OS X accommodates a number of different keyboard types and layouts to support not only small and large keyboard profiles such as laptop and desktop keyboards, but also to support different language input options. The layout you are using should be automatically set up when you initially configured your system, but you can always go to the Keyboard system preferences and choose a different layout if you would like.
In addition to the options for changing your keyboard layout, the system should prompt you for configuration options when you plug a new keyboard in to your computer; however, even with all of these options there are instances where a keyboard will not be recognized properly and will either give unwanted characters when used or even have sections of the keyboard such as the keypad not be recognized.
If these problems happen, the first thing to do is determine if the problem is happening in your user account (a step that is part of a basic troubleshooting routine). To do this, simply log in to another user account (create one for testing purposes in the Accounts or Users & Groups system preferences if you don't have one), and then see if the keyboard works properly in that account. If so then you know the problem has to do with a configuration in your account only and is not a global issue.
Another quick option to try is replace the batteries for Bluetooth or other wireless keyboards, as this is a common reason why a wireless keyboard will stop working properly (though the system should notify you when the batteries are low).

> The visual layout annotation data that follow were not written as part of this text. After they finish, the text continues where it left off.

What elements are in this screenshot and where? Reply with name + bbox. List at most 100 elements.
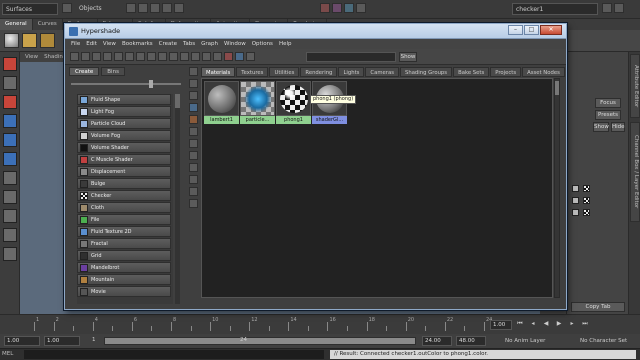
- materials-area[interactable]: shaderGl... phong1 particle... lambert1 pho…: [201, 78, 553, 298]
- menu-tabs[interactable]: Tabs: [183, 39, 195, 49]
- manipulator-tool-icon[interactable]: [3, 171, 17, 185]
- rotate-tool-icon[interactable]: [3, 133, 17, 147]
- create-list-item[interactable]: C Muscle Shader: [77, 154, 171, 165]
- range-end-field[interactable]: 24.00: [422, 336, 452, 346]
- create-list-scrollbar[interactable]: [175, 94, 180, 304]
- copy-tab-button[interactable]: Copy Tab: [571, 302, 625, 312]
- lasso-tool-icon[interactable]: [3, 76, 17, 90]
- tab-asset-nodes[interactable]: Asset Nodes: [522, 67, 565, 77]
- shader-icon[interactable]: [189, 103, 198, 112]
- sort-by-name-icon[interactable]: [114, 52, 123, 61]
- maximize-button[interactable]: □: [524, 25, 539, 35]
- play-back-icon[interactable]: ◀: [542, 320, 550, 328]
- snap-grid-icon[interactable]: [126, 3, 136, 13]
- attribute-editor-tab[interactable]: Attribute Editor: [630, 54, 640, 118]
- make-live-icon[interactable]: [174, 3, 184, 13]
- layout-bottom-icon[interactable]: [92, 52, 101, 61]
- create-list-item[interactable]: Fluid Texture 2D: [77, 226, 171, 237]
- tab-cameras[interactable]: Cameras: [365, 67, 399, 77]
- light-icon[interactable]: [189, 127, 198, 136]
- snap-point-icon[interactable]: [150, 3, 160, 13]
- paint-select-tool-icon[interactable]: [3, 95, 17, 109]
- material-swatch[interactable]: phong1: [276, 81, 311, 124]
- render-globals-icon[interactable]: [246, 52, 255, 61]
- snap-curve-icon[interactable]: [138, 3, 148, 13]
- create-list-item[interactable]: Light Fog: [77, 106, 171, 117]
- input-field[interactable]: checker1: [512, 3, 598, 15]
- top-tabs-icon[interactable]: [189, 67, 198, 76]
- object-mode-select[interactable]: Objects: [76, 3, 122, 15]
- tab-textures[interactable]: Textures: [236, 67, 269, 77]
- tab-create[interactable]: Create: [69, 67, 100, 76]
- menu-set-select[interactable]: Surfaces: [2, 3, 58, 15]
- sort-by-type-icon[interactable]: [125, 52, 134, 61]
- menu-graph[interactable]: Graph: [201, 39, 218, 49]
- presets-button[interactable]: Presets: [595, 110, 621, 120]
- start-time-field[interactable]: 1.00: [4, 336, 40, 346]
- toggle-channel-box-icon[interactable]: [614, 3, 624, 13]
- shelf-tab-general[interactable]: General: [0, 19, 33, 30]
- window-titlebar[interactable]: Hypershade – □ ✕: [65, 24, 566, 39]
- create-list-item[interactable]: Grid: [77, 250, 171, 261]
- toggle-create-bar-icon[interactable]: [70, 52, 79, 61]
- create-list-item[interactable]: Volume Fog: [77, 130, 171, 141]
- channel-box-tab[interactable]: Channel Box / Layer Editor: [630, 122, 640, 222]
- play-forward-icon[interactable]: ▶: [555, 320, 563, 328]
- work-area-icon[interactable]: [189, 91, 198, 100]
- select-hierarchy-icon[interactable]: [62, 3, 72, 13]
- menu-options[interactable]: Options: [252, 39, 273, 49]
- tab-bins[interactable]: Bins: [101, 67, 125, 76]
- texture-icon[interactable]: [189, 115, 198, 124]
- bottom-tabs-icon[interactable]: [189, 79, 198, 88]
- materials-scrollbar[interactable]: [554, 78, 560, 298]
- menu-edit[interactable]: Edit: [86, 39, 97, 49]
- ipr-render-icon[interactable]: [344, 3, 354, 13]
- sort-by-time-icon[interactable]: [136, 52, 145, 61]
- range-slider[interactable]: [104, 337, 416, 345]
- tab-materials[interactable]: Materials: [201, 67, 236, 77]
- snap-plane-icon[interactable]: [162, 3, 172, 13]
- go-to-start-icon[interactable]: ⏮: [516, 320, 524, 328]
- create-list-item[interactable]: Mandelbrot: [77, 262, 171, 273]
- icon-size-slider[interactable]: [71, 80, 181, 88]
- cylinder-primitive-icon[interactable]: [40, 33, 55, 48]
- graph-materials-icon[interactable]: [169, 52, 178, 61]
- menu-window[interactable]: Window: [224, 39, 246, 49]
- anim-layer-select[interactable]: No Anim Layer: [505, 336, 545, 346]
- filter-field[interactable]: [306, 52, 396, 62]
- render-icon[interactable]: [224, 52, 233, 61]
- range-start-field[interactable]: 1.00: [44, 336, 80, 346]
- outliner-layout-icon[interactable]: [3, 247, 17, 261]
- layout-four-icon[interactable]: [3, 228, 17, 242]
- sphere-primitive-icon[interactable]: [4, 33, 19, 48]
- create-list-item[interactable]: File: [77, 214, 171, 225]
- material-swatch[interactable]: particle...: [240, 81, 275, 124]
- menu-bookmarks[interactable]: Bookmarks: [122, 39, 153, 49]
- utility-icon[interactable]: [189, 151, 198, 160]
- layout-both-icon[interactable]: [103, 52, 112, 61]
- input-connections-icon[interactable]: [180, 52, 189, 61]
- tab-shading-groups[interactable]: Shading Groups: [399, 67, 453, 77]
- bookmark-icon[interactable]: [189, 163, 198, 172]
- color-swatch[interactable]: [572, 208, 579, 216]
- clear-icon[interactable]: [189, 187, 198, 196]
- command-input[interactable]: [24, 350, 324, 359]
- shelf-tab-curves[interactable]: Curves: [33, 19, 63, 30]
- layout-top-icon[interactable]: [81, 52, 90, 61]
- tab-utilities[interactable]: Utilities: [269, 67, 300, 77]
- menu-help[interactable]: Help: [279, 39, 292, 49]
- checker-map-icon[interactable]: [583, 184, 590, 192]
- color-swatch[interactable]: [572, 184, 579, 192]
- refresh-icon[interactable]: [189, 199, 198, 208]
- tab-projects[interactable]: Projects: [490, 67, 522, 77]
- menu-create[interactable]: Create: [159, 39, 177, 49]
- create-list-item[interactable]: Bulge: [77, 178, 171, 189]
- create-list-item[interactable]: Particle Cloud: [77, 118, 171, 129]
- hide-button[interactable]: Hide: [611, 122, 625, 132]
- camera-icon[interactable]: [189, 139, 198, 148]
- select-tool-icon[interactable]: [3, 57, 17, 71]
- focus-button[interactable]: Focus: [595, 98, 621, 108]
- current-frame-field[interactable]: 1.00: [490, 320, 512, 330]
- checker-map-icon[interactable]: [583, 196, 590, 204]
- scale-tool-icon[interactable]: [3, 152, 17, 166]
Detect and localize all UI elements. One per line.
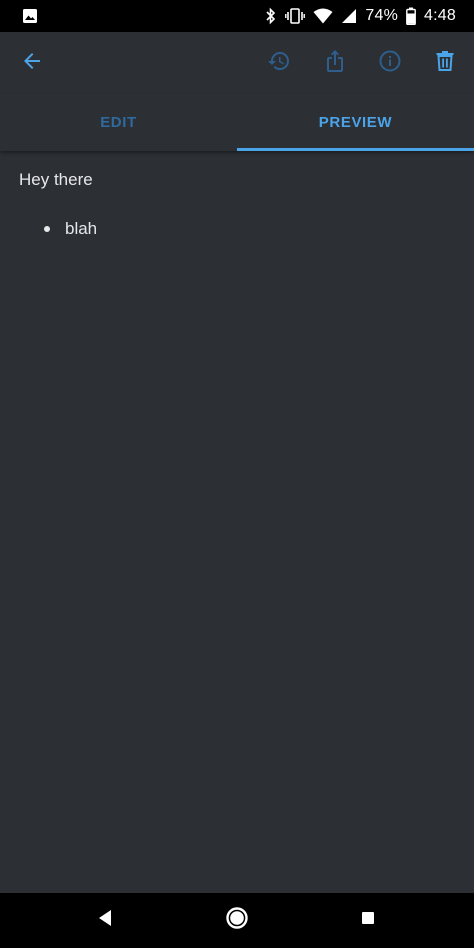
app-screen: 74% 4:48 EDIT PREVIEW Hey there blah xyxy=(0,0,474,948)
preview-paragraph: Hey there xyxy=(19,170,93,189)
nav-back-icon xyxy=(97,909,113,932)
delete-icon xyxy=(433,49,457,78)
signal-icon xyxy=(341,8,357,24)
preview-content: Hey there blah xyxy=(0,151,474,893)
battery-percent: 74% xyxy=(365,7,399,24)
wifi-icon xyxy=(313,8,333,24)
app-bar xyxy=(0,32,474,94)
bluetooth-icon xyxy=(265,7,277,25)
history-icon xyxy=(267,49,291,78)
tab-bar: EDIT PREVIEW xyxy=(0,94,474,151)
clock: 4:48 xyxy=(424,7,456,24)
bullet-dot xyxy=(44,226,50,232)
nav-home-button[interactable] xyxy=(207,893,267,948)
status-bar: 74% 4:48 xyxy=(0,0,474,32)
bullet-list-item: blah xyxy=(44,219,97,239)
nav-recents-icon xyxy=(360,910,376,931)
nav-home-icon xyxy=(225,906,249,935)
back-arrow-icon xyxy=(20,49,44,78)
info-icon xyxy=(378,49,402,78)
battery-icon xyxy=(406,7,416,25)
tab-preview[interactable]: PREVIEW xyxy=(237,94,474,151)
tab-preview-label: PREVIEW xyxy=(318,114,393,131)
bullet-text: blah xyxy=(65,219,98,238)
navigation-bar xyxy=(0,893,474,948)
share-icon xyxy=(323,49,347,78)
back-button[interactable] xyxy=(8,32,56,94)
nav-recents-button[interactable] xyxy=(338,893,398,948)
image-icon xyxy=(22,8,38,24)
nav-back-button[interactable] xyxy=(75,893,135,948)
delete-button[interactable] xyxy=(421,32,469,94)
tab-indicator xyxy=(237,148,474,151)
info-button[interactable] xyxy=(366,32,414,94)
history-button[interactable] xyxy=(255,32,303,94)
tab-edit[interactable]: EDIT xyxy=(0,94,237,151)
vibrate-icon xyxy=(285,7,306,25)
status-icons: 74% 4:48 xyxy=(265,0,456,32)
share-button[interactable] xyxy=(311,32,359,94)
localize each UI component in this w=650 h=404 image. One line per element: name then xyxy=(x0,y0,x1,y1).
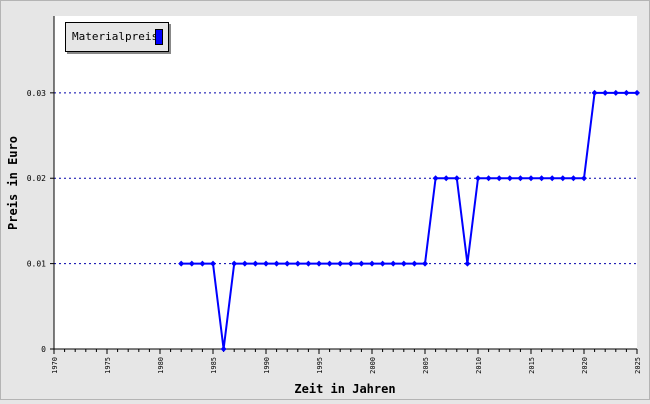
x-tick-label: 1995 xyxy=(316,357,324,374)
x-tick-label: 2000 xyxy=(369,357,377,374)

Usually issues with keyboards are rooted in the user's account, and to tackle them first go to the user library (in Lion you will have to press the Option key and choose the Library from the Finder's "Go" menu), and then go to the Preferences folder in the Library. In this folder locate and remove the file called "com.apple.HIToolbox.plist," which is one of two preference files for "human interface" devices such as keyboards. After doing this, go to the "ByHost" directory within the preferences folder and remove all files that start with "com.apple.HIToolbox" in their names (sorting the list alphabetically will help locate these files).
With these preferences gone, simply log out and log back in, and try using the keyboard again. If the keyboard is still not working, then the last option to try with your user account is to remove the global preferences file, which contains language and input settings for your user account. To do this, open the Terminal utility and run the following command:
defaults delete -g
Another issue with keyboard configuration might be a specific hot key not working properly, or hot keys not working at all. In this case instead of removing configuration files, first try checking the Keyboard Shortcuts section of the Keyboard system preferences to see if the expected shortcut for a given function has changed. The shortcuts are categorized in the left-hand column and listed next to their respective modifier key on the right-hand column, along with a check box for enabling or disabling the shortcut.
If you cannot find your shortcut and have not created any custom ones, you can click the "Restore Defaults" button under the shortcut list to clear out any potential changes that might be causing your problem.
Sometimes the problem might not be with the shortcuts being used, but rather with the modifier key configuration of the keyboard. By default the modifier keys on the keyboard invoke their respective functions (that is, the Option key issues the "option" input to the system, and likewise for the Control, Caps Lock, and Command keys); however, OS X does support an option to change these keys around, which if done will alter how most hot keys work. To check for or adjust the modifier key assignments, go to the "Keyboard" tab of the Keyboard system preferences and click the "Modifier Keys..." button at the bottom of the window. In the resulting configuration panel you will be able to adjust your modifier key settings.
If the problem with your keyboard appears to be more global in nature, then you might try checking for any third-party input drivers or utilities you might have installed (such as those for non-Apple keyboards and mice). You can list the installed system extensions to better determine this by opening the System Profiler utility (called "System Information" in Lion) and choosing the "Extensions" section. Then scroll down to see if any of the extensions named remind you of an input management tool you might have installed, and then look into uninstalling it.
A final option for troubleshooting more global input issues is to download and install the latest Combo updater for your version of OS X, which can be found quickly by performing a google search for the version number followed by "Combo Update," such as "10.6.4 Combo Update" to get the updater for OS X Snow Leopard version 10.6.4. Download the update and apply it, and then reboot the system to see if the keyboard problems continue.